Statistical Methods to Investigate Phenotypic Variation
Project Summary
Gene co-expression network analysis is a key inference tool for detecting latent relationships invisible to standard workflows of clustering and differential expression analysis. Such a network approach was instrumental in bulk RNA-seq analysis to link genes with biological processes and discover candidate disease genes. While estimation of gene-gene correlations to construct co-expression networks is well-established for bulk RNA-seq, single-cell measurements of expression pose unique challenges due to technical limitations and noise levels inherent to the technology. In addition, emerging scRNA-seq datasets in population-based settings across multiple individuals and time points/perturbation systems are creating an unprecedented opportunity to quantify expression variation across individuals at the network level. These dynamic, multi-subject scRNA-seq datasets warrant novel methods to construct personalized dynamic gene networks and infer modules and network properties that drive phenotypic variation.
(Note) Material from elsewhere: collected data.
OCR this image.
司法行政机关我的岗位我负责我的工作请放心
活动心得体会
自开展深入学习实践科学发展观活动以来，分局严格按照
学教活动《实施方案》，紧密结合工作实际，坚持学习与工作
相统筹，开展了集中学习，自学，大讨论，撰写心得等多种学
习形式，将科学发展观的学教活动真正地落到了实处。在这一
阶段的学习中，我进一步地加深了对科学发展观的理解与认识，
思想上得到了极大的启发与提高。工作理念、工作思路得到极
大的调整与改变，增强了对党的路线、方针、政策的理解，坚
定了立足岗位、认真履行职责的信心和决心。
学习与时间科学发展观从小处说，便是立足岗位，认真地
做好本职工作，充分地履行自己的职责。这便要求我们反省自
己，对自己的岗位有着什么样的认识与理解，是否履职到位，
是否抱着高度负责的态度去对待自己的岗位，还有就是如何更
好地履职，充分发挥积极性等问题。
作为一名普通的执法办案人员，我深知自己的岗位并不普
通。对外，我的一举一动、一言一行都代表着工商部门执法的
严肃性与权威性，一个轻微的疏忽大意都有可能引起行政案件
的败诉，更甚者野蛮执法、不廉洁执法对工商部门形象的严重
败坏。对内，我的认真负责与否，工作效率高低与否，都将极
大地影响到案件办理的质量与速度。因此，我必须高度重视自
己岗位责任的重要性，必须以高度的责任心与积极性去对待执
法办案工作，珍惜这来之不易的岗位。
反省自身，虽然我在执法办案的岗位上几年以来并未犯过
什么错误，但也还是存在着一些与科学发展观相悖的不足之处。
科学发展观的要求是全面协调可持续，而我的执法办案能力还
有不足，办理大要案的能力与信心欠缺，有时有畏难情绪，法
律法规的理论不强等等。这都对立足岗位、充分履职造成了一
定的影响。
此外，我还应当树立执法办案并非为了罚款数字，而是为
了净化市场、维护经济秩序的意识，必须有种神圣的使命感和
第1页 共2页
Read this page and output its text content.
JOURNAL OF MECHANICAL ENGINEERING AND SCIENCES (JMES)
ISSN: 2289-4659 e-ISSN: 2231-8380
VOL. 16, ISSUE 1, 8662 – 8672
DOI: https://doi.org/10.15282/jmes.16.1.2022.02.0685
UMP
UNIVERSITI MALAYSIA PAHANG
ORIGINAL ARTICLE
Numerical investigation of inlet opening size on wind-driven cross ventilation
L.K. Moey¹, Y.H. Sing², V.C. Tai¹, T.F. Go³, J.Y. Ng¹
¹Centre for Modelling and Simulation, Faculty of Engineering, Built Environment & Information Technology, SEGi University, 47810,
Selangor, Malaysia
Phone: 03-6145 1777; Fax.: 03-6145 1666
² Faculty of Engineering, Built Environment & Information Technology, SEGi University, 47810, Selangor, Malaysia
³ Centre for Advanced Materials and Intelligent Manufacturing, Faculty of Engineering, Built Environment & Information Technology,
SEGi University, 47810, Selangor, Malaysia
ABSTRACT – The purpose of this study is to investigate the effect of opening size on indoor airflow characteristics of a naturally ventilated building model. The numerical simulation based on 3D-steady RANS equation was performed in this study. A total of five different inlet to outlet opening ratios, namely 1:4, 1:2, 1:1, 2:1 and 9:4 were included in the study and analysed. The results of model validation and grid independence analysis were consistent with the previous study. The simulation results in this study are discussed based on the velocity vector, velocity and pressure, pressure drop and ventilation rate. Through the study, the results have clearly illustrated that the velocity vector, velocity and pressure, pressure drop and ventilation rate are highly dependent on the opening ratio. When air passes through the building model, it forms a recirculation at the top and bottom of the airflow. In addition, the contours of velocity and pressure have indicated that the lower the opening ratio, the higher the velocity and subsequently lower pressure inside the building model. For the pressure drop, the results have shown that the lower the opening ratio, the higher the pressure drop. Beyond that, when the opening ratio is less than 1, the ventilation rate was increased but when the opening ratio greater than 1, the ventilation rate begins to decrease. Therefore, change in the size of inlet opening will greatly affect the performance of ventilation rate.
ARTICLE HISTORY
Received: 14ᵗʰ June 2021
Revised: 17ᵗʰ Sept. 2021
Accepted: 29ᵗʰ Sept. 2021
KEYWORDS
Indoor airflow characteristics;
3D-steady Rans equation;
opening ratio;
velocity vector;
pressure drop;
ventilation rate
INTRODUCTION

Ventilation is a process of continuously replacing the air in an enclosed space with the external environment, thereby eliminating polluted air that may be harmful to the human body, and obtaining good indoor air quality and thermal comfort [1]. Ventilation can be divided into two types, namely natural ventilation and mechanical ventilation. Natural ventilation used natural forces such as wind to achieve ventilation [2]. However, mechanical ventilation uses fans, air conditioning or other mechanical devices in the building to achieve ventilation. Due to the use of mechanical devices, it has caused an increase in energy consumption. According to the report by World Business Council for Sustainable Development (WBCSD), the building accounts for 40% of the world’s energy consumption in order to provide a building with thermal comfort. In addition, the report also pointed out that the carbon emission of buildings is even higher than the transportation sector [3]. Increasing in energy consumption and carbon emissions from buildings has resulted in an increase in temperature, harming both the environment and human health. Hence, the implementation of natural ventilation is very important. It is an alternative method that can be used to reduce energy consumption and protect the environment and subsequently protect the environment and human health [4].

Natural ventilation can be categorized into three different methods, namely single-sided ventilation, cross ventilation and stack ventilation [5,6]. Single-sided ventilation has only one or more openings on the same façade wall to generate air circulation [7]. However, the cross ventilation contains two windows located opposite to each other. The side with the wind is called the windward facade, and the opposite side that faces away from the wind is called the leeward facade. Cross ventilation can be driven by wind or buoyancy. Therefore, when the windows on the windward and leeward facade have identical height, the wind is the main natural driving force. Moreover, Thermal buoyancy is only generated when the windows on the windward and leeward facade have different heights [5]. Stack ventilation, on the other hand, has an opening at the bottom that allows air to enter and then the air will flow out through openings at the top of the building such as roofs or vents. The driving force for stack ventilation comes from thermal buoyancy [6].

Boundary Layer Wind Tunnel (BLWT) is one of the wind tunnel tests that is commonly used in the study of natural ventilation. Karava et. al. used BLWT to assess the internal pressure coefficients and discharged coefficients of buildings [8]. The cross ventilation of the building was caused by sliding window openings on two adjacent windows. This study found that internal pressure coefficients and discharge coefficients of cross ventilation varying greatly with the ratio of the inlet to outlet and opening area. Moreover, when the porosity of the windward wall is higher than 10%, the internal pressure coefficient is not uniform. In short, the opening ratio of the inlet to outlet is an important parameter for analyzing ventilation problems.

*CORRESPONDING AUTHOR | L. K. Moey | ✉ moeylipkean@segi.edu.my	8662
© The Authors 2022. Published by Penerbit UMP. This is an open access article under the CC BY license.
To address these challenges, this project will develop a measurement error model to estimate gene-gene correlations from scRNA-seq data and detect correlations that are otherwise hidden by technical limitations. The team will also innovate a global regularized spectral clustering method that takes in co-expression quantifications of genes at the subject and time/perturbation levels and infers dynamic gene modules across the subject and the time/perturbation domains. Both aims will deliver foundational tools applicable to a wide range of scRNA-seq datasets and are uniquely positioned for analyzing population-level scRNA-seq data. Leveraging team expertise to perform perturbation experiments in the hematopoietic system, the group will validate and benchmark these methods in this system where large collections of scRNA-seq, along with orthogonal single-cell data modalities, exist.